How to Stop Biting Nails – Finding the Real Reason We do it

How to Stop Biting Nails – Finding the Real Reason We do it

This has been my longest running addiction. I would bite the hell out of them until they bled, until I would reach satisfaction. But why would I do it? I think the answer might be the best way on how to stop biting nails forever.

Biting Nails, Sucking on Pacifiers and Drinking from Bottles

My first addiction was my bottle. Well it went between my bottle and my pacifier and it was hell (I guess) trying to break me from them. My mother and I went to stay with my aunt for the night and she said enough was enough. It was a LONG night to say the least. I cried and whined for my bottle until I fell asleep, but in the morning when I asked for it and didn’t get it, I was fine.

Fast forward a couple years and I started biting my nails. A few family members did it, maybe that’s how I learned, but why did they do it? Was there a connection in the sense of comfort that I got from having my pacifier or eating from the bottle and then now biting my nails? Were they trying to self soothe or just bored as hell?

Self-Control, the Ultimate Pacifier

If I really break it down, I mainly used to bite on my nails in times of high stress and boredom. Actually, I have a tendency to touch my face all the time but didn’t realize it until recently.

I have always had trouble with my weight and biting my nails. I had passed out at school one day, so my mother took me to the doctor’s office.  They noticed I bit my nails and my weight and attributed my passing out to my weight.  Mom was told if I could stop biting my nails, I won’t have the problem with my weight anymore. Um, OK but why? They weren’t really specific, but I can only assume now that I had an oral fixation or a nervous habit.

Sickness and Infection

Could you imagine how many surfaces we touch each day? If I really think about it in a normal day:

  • Driving to work, touching the radio and steering wheel
  • Stopping for gas, using the gas pump, paying the clerk inside and touching the countertop
  • Walking into my building at work, touching the front door, touching the walkway railing going up the stairs
  • Sitting at my desk and biting the hell out of my nails

Yeah, if you think about it that way, um gross!

What stopped me this time was a really big light was shone on what I was doing, indirectly. Unfortunately, my mother-in-law was rushed to the hospital a month ago. She was complaining about a terrible headache the night before, and in the morning she was unresponsive. She was then rushed to the hospital.

She was diagnosed with bacterial meningitis, a highly contagious and very dangerous sickness. When visiting her in the hospital, we wore masks and had to use hand sanitizer when we touched her and going in and out of the room. I would never wish that on anyone, for two days she didn’t speak coherent sentences, didn’t know who we were and wasn’t the person she was usually. My husband and I went to their home and bleached the entire house; not knowing what surfaces may have been contaminated. Since then, I haven’t bitten my nails.

Distraction

Do you know what it’s like to be in a large space, but there are so many people around you, you are still overwhelmed? You hear a lot of noise; people walking around talking and laughing, passing by you too close for comfort. This happens to me a lot. I don’t know if it’s too much stimulation or I get uncomfortable with noise and people seemingly invading my space. Either way, I get antsy. As a result, I get nervous.
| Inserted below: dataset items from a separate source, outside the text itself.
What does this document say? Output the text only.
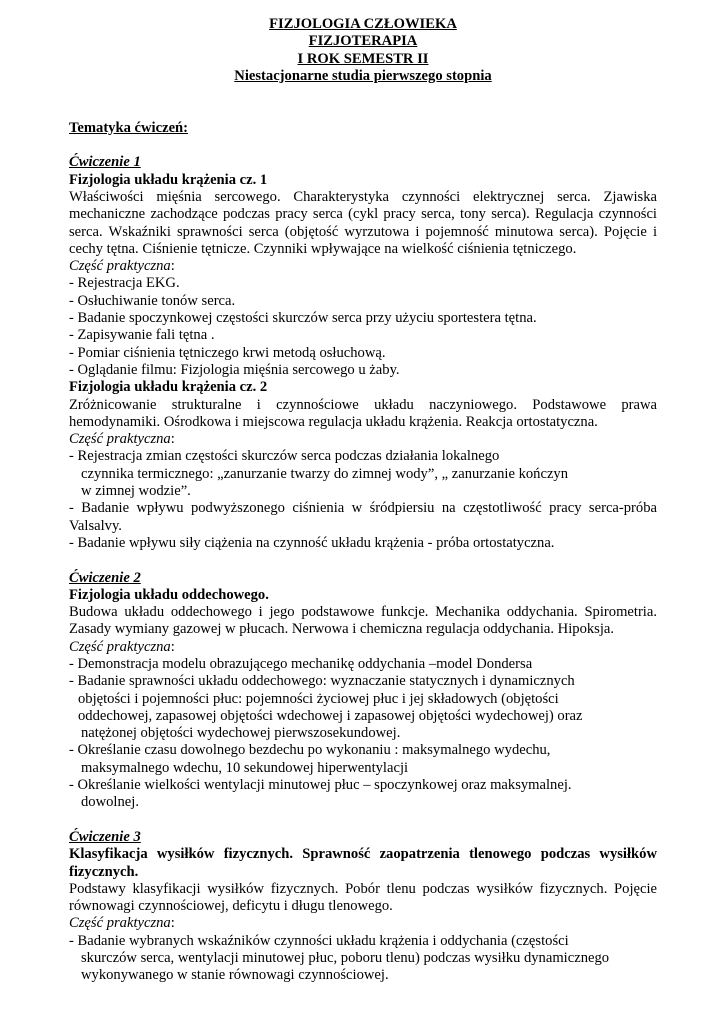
FIZJOLOGIA CZŁOWIEKA
FIZJOTERAPIA
I ROK SEMESTR II
Niestacjonarne studia pierwszego stopnia
Tematyka ćwiczeń:
Ćwiczenie 1
Fizjologia układu krążenia cz. 1
Właściwości mięśnia sercowego. Charakterystyka czynności elektrycznej serca. Zjawiska
mechaniczne zachodzące podczas pracy serca (cykl pracy serca, tony serca). Regulacja czynności
serca. Wskaźniki sprawności serca (objętość wyrzutowa i pojemność minutowa serca). Pojęcie i
cechy tętna. Ciśnienie tętnicze. Czynniki wpływające na wielkość ciśnienia tętniczego.
Część praktyczna:
- Rejestracja EKG.
- Osłuchiwanie tonów serca.
- Badanie spoczynkowej częstości skurczów serca przy użyciu sportestera tętna.
- Zapisywanie fali tętna .
- Pomiar ciśnienia tętniczego krwi metodą osłuchową.
- Oglądanie filmu: Fizjologia mięśnia sercowego u żaby.
Fizjologia układu krążenia cz. 2
Zróżnicowanie strukturalne i czynnościowe układu naczyniowego. Podstawowe prawa
hemodynamiki. Ośrodkowa i miejscowa regulacja układu krążenia. Reakcja ortostatyczna.
Część praktyczna:
- Rejestracja zmian częstości skurczów serca podczas działania lokalnego
czynnika termicznego: „zanurzanie twarzy do zimnej wody”, „ zanurzanie kończyn
w zimnej wodzie”.
- Badanie wpływu podwyższonego ciśnienia w śródpiersiu na częstotliwość pracy serca-próba
Valsalvy.
- Badanie wpływu siły ciążenia na czynność układu krążenia - próba ortostatyczna.
Ćwiczenie 2
Fizjologia układu oddechowego.
Budowa układu oddechowego i jego podstawowe funkcje. Mechanika oddychania. Spirometria.
Zasady wymiany gazowej w płucach. Nerwowa i chemiczna regulacja oddychania. Hipoksja.
Część praktyczna:
- Demonstracja modelu obrazującego mechanikę oddychania –model Dondersa
- Badanie sprawności układu oddechowego: wyznaczanie statycznych i dynamicznych
objętości i pojemności płuc: pojemności życiowej płuc i jej składowych (objętości
oddechowej, zapasowej objętości wdechowej i zapasowej objętości wydechowej) oraz
natężonej objętości wydechowej pierwszosekundowej.
- Określanie czasu dowolnego bezdechu po wykonaniu : maksymalnego wydechu,
maksymalnego wdechu, 10 sekundowej hiperwentylacji
- Określanie wielkości wentylacji minutowej płuc – spoczynkowej oraz maksymalnej.
dowolnej.
Ćwiczenie 3
Klasyfikacja wysiłków fizycznych. Sprawność zaopatrzenia tlenowego podczas wysiłków
fizycznych.
Podstawy klasyfikacji wysiłków fizycznych. Pobór tlenu podczas wysiłków fizycznych. Pojęcie
równowagi czynnościowej, deficytu i długu tlenowego.
Część praktyczna:
- Badanie wybranych wskaźników czynności układu krążenia i oddychania (częstości
skurczów serca, wentylacji minutowej płuc, poboru tlenu) podczas wysiłku dynamicznego
wykonywanego w stanie równowagi czynnościowej.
When I get uncomfortable, I get nervous. This is when I want to bite my nails, touch my face and I feel like I am out of control. By using your 5 senses, you can distract yourself. This was a great tool given by my therapist.
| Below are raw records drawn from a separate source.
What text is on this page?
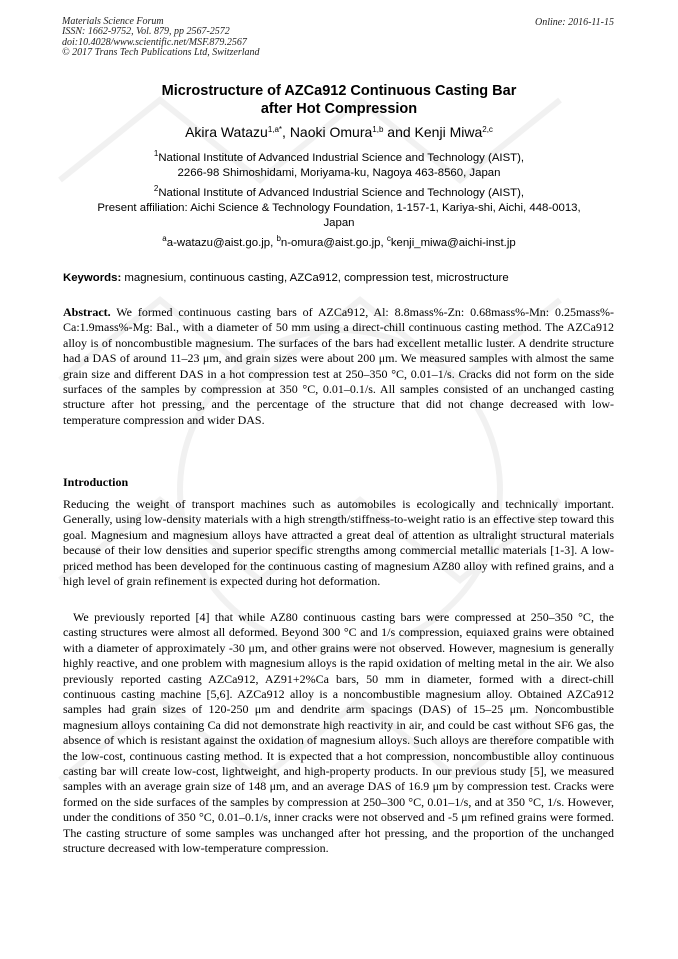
Materials Science Forum
ISSN: 1662-9752, Vol. 879, pp 2567-2572
doi:10.4028/www.scientific.net/MSF.879.2567
© 2017 Trans Tech Publications Ltd, Switzerland
Online: 2016-11-15
Microstructure of AZCa912 Continuous Casting Bar
after Hot Compression
Akira Watazu$^{1,a*}$, Naoki Omura$^{1,b}$ and Kenji Miwa$^{2,c}$
$^1$National Institute of Advanced Industrial Science and Technology (AIST),
2266-98 Shimoshidami, Moriyama-ku, Nagoya 463-8560, Japan
$^2$National Institute of Advanced Industrial Science and Technology (AIST),
Present affiliation: Aichi Science & Technology Foundation, 1-157-1, Kariya-shi, Aichi, 448-0013,
Japan
$^a$a-watazu@aist.go.jp, $^b$n-omura@aist.go.jp, $^c$kenji_miwa@aichi-inst.jp
Keywords: magnesium, continuous casting, AZCa912, compression test, microstructure
Abstract. We formed continuous casting bars of AZCa912, Al: 8.8mass%-Zn: 0.68mass%-Mn: 0.25mass%-Ca:1.9mass%-Mg: Bal., with a diameter of 50 mm using a direct-chill continuous casting method. The AZCa912 alloy is of noncombustible magnesium. The surfaces of the bars had excellent metallic luster. A dendrite structure had a DAS of around 11–23 μm, and grain sizes were about 200 μm. We measured samples with almost the same grain size and different DAS in a hot compression test at 250–350 °C, 0.01–1/s. Cracks did not form on the side surfaces of the samples by compression at 350 °C, 0.01–0.1/s. All samples consisted of an unchanged casting structure after hot pressing, and the percentage of the structure that did not change decreased with low-temperature compression and wider DAS.
Introduction
Reducing the weight of transport machines such as automobiles is ecologically and technically important. Generally, using low-density materials with a high strength/stiffness-to-weight ratio is an effective step toward this goal. Magnesium and magnesium alloys have attracted a great deal of attention as ultralight structural materials because of their low densities and superior specific strengths among commercial metallic materials [1-3]. A low-priced method has been developed for the continuous casting of magnesium AZ80 alloy with refined grains, and a high level of grain refinement is expected during hot deformation.
We previously reported [4] that while AZ80 continuous casting bars were compressed at 250–350 °C, the casting structures were almost all deformed. Beyond 300 °C and 1/s compression, equiaxed grains were obtained with a diameter of approximately -30 μm, and other grains were not observed. However, magnesium is generally highly reactive, and one problem with magnesium alloys is the rapid oxidation of melting metal in the air. We also previously reported casting AZCa912, AZ91+2%Ca bars, 50 mm in diameter, formed with a direct-chill continuous casting machine [5,6]. AZCa912 alloy is a noncombustible magnesium alloy. Obtained AZCa912 samples had grain sizes of 120-250 μm and dendrite arm spacings (DAS) of 15–25 μm. Noncombustible magnesium alloys containing Ca did not demonstrate high reactivity in air, and could be cast without SF6 gas, the absence of which is resistant against the oxidation of magnesium alloys. Such alloys are therefore compatible with the low-cost, continuous casting method. It is expected that a hot compression, noncombustible alloy continuous casting bar will create low-cost, lightweight, and high-property products. In our previous study [5], we measured samples with an average grain size of 148 μm, and an average DAS of 16.9 μm by compression test. Cracks were formed on the side surfaces of the samples by compression at 250–300 °C, 0.01–1/s, and at 350 °C, 1/s. However, under the conditions of 350 °C, 0.01–0.1/s, inner cracks were not observed and -5 μm refined grains were formed. The casting structure of some samples was unchanged after hot pressing, and the proportion of the unchanged structure decreased with low-temperature compression.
  • Choose one of the senses to focus on first. I choose sight. Take 10-15 seconds to really look at 5 objects around you, the picture on the wall, the coffee cup, the stapler on your desk, one of the icons on your computer, the reminder note you wrote to yourself.

 

  • Then choose the next sense, I choose hearing. Focus on each noise independently for 10-15 seconds. I hear a voice of a coworker, the clicking of a clock, the hum of your computer, the clicking of someone typing not too far from you.

 

  • Continue on with the remaining five senses touch, smell and taste. How do you feel now?
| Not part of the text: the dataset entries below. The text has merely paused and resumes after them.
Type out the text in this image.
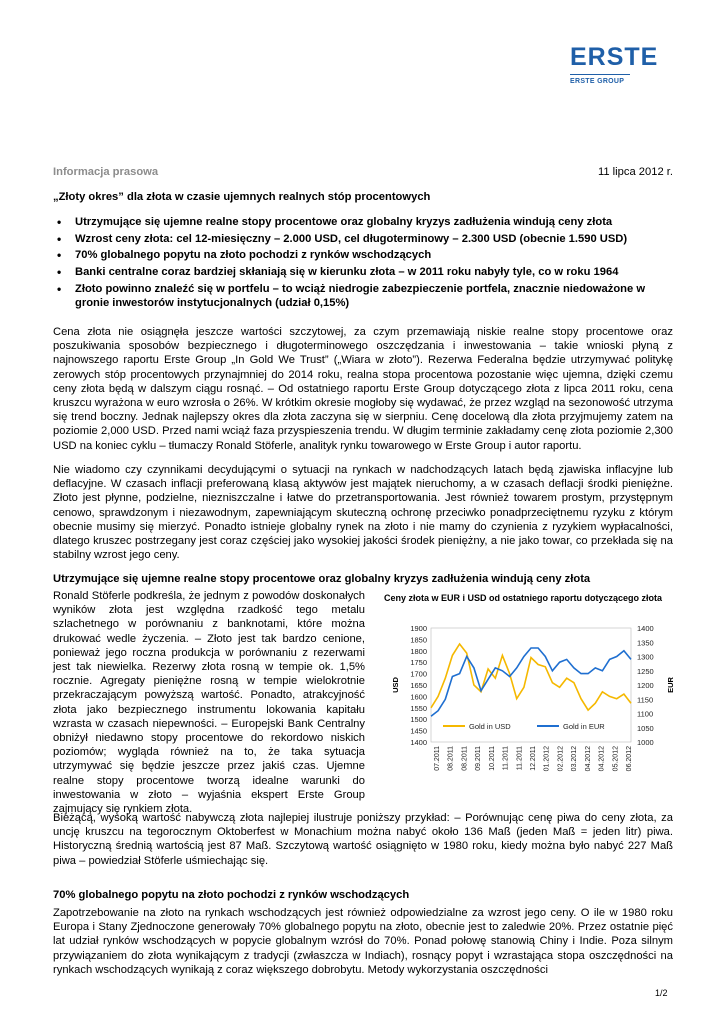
ERSTE
ERSTE GROUP
Informacja prasowa	11 lipca 2012 r.
„Złoty okres” dla złota w czasie ujemnych realnych stóp procentowych
• Utrzymujące się ujemne realne stopy procentowe oraz globalny kryzys zadłużenia windują ceny złota
• Wzrost ceny złota: cel 12-miesięczny – 2.000 USD, cel długoterminowy – 2.300 USD (obecnie 1.590 USD)
• 70% globalnego popytu na złoto pochodzi z rynków wschodzących
• Banki centralne coraz bardziej skłaniają się w kierunku złota – w 2011 roku nabyły tyle, co w roku 1964
• Złoto powinno znaleźć się w portfelu – to wciąż niedrogie zabezpieczenie portfela, znacznie niedoważone w gronie inwestorów instytucjonalnych (udział 0,15%)
Cena złota nie osiągnęła jeszcze wartości szczytowej, za czym przemawiają niskie realne stopy procentowe oraz poszukiwania sposobów bezpiecznego i długoterminowego oszczędzania i inwestowania – takie wnioski płyną z najnowszego raportu Erste Group „In Gold We Trust” („Wiara w złoto”). Rezerwa Federalna będzie utrzymywać politykę zerowych stóp procentowych przynajmniej do 2014 roku, realna stopa procentowa pozostanie więc ujemna, dzięki czemu ceny złota będą w dalszym ciągu rosnąć. – Od ostatniego raportu Erste Group dotyczącego złota z lipca 2011 roku, cena kruszcu wyrażona w euro wzrosła o 26%. W krótkim okresie mogłoby się wydawać, że przez wzgląd na sezonowość utrzyma się trend boczny. Jednak najlepszy okres dla złota zaczyna się w sierpniu. Cenę docelową dla złota przyjmujemy zatem na poziomie 2,000 USD. Przed nami wciąż faza przyspieszenia trendu. W długim terminie zakładamy cenę złota poziomie 2,300 USD na koniec cyklu – tłumaczy Ronald Stöferle, analityk rynku towarowego w Erste Group i autor raportu.
Nie wiadomo czy czynnikami decydującymi o sytuacji na rynkach w nadchodzących latach będą zjawiska inflacyjne lub deflacyjne. W czasach inflacji preferowaną klasą aktywów jest majątek nieruchomy, a w czasach deflacji środki pieniężne. Złoto jest płynne, podzielne, niezniszczalne i łatwe do przetransportowania. Jest również towarem prostym, przystępnym cenowo, sprawdzonym i niezawodnym, zapewniającym skuteczną ochronę przeciwko ponadprzeciętnemu ryzyku z którym obecnie musimy się mierzyć. Ponadto istnieje globalny rynek na złoto i nie mamy do czynienia z ryzykiem wypłacalności, dlatego kruszec postrzegany jest coraz częściej jako wysokiej jakości środek pieniężny, a nie jako towar, co przekłada się na stabilny wzrost jego ceny.
Utrzymujące się ujemne realne stopy procentowe oraz globalny kryzys zadłużenia windują ceny złota
Ronald Stöferle podkreśla, że jednym z powodów doskonałych wyników złota jest względna rzadkość tego metalu szlachetnego w porównaniu z banknotami, które można drukować wedle życzenia. – Złoto jest tak bardzo cenione, ponieważ jego roczna produkcja w porównaniu z rezerwami jest tak niewielka. Rezerwy złota rosną w tempie ok. 1,5% rocznie. Agregaty pieniężne rosną w tempie wielokrotnie przekraczającym powyższą wartość. Ponadto, atrakcyjność złota jako bezpiecznego instrumentu lokowania kapitału wzrasta w czasach niepewności. – Europejski Bank Centralny obniżył niedawno stopy procentowe do rekordowo niskich poziomów; wygląda również na to, że taka sytuacja utrzymywać się będzie jeszcze przez jakiś czas. Ujemne realne stopy procentowe tworzą idealne warunki do inwestowania w złoto – wyjaśnia ekspert Erste Group zajmujący się rynkiem złota.
Ceny złota w EUR i USD od ostatniego raportu dotyczącego złota
1900
1850
1800
1750
1700
1650
1600
1550
1500
1450
1400
1400
1350
1300
1250
1200
1150
1100
1050
1000
USD	EUR
07.2011 08.2011 08.2011 09.2011 10.2011 11.2011 11.2011 12.2011 01.2012 02.2012 03.2012 04.2012 04.2012 05.2012 06.2012
Gold in USD	Gold in EUR
Bieżącą, wysoką wartość nabywczą złota najlepiej ilustruje poniższy przykład: – Porównując cenę piwa do ceny złota, za uncję kruszcu na tegorocznym Oktoberfest w Monachium można nabyć około 136 Maß (jeden Maß = jeden litr) piwa. Historyczną średnią wartością jest 87 Maß. Szczytową wartość osiągnięto w 1980 roku, kiedy można było nabyć 227 Maß piwa – powiedział Stöferle uśmiechając się.
70% globalnego popytu na złoto pochodzi z rynków wschodzących
Zapotrzebowanie na złoto na rynkach wschodzących jest również odpowiedzialne za wzrost jego ceny. O ile w 1980 roku Europa i Stany Zjednoczone generowały 70% globalnego popytu na złoto, obecnie jest to zaledwie 20%. Przez ostatnie pięć lat udział rynków wschodzących w popycie globalnym wzrósł do 70%. Ponad połowę stanowią Chiny i Indie. Poza silnym przywiązaniem do złota wynikającym z tradycji (zwłaszcza w Indiach), rosnący popyt i wzrastająca stopa oszczędności na rynkach wschodzących wynikają z coraz większego dobrobytu. Metody wykorzystania oszczędności
1/2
You may not have anxiety or trouble coping with activities around you. A great alternative to nail biting that I have used are applying nail polish, band aids or the No Bite nail polish found in most drug stores. By the end of the day everything was peeled off, but I wouldn’t bite while they were on.

Moral of the Story

So, biting your nails may be a disgusting habit, but I don’t think it’s just about the act. What is the reason why we do it and what can we do to change that? Just because a family member got sick and scared me into not doing it, I think there is more to it. Life is a process and if you try to learn more about yourself, maybe you will learn more about why you do the things you do.

Please share below if you have any other distractions that have helped or any recommendations for coping with anxiety. As always, take care!

Kerry Brauner

One thought on “How to Stop Biting Nails – Finding the Real Reason We do it

  1. I liked this article. While I’m not a nail biter I do get anxious or nervous about things and it helped me to recognize some of those things I do and know that I can be mindful about them. There were some good pointers on things you could do to take your mind off of your anxieties. In looking at your website I could see that you have a passion for helping others. Keep it up. I enjoyed your website.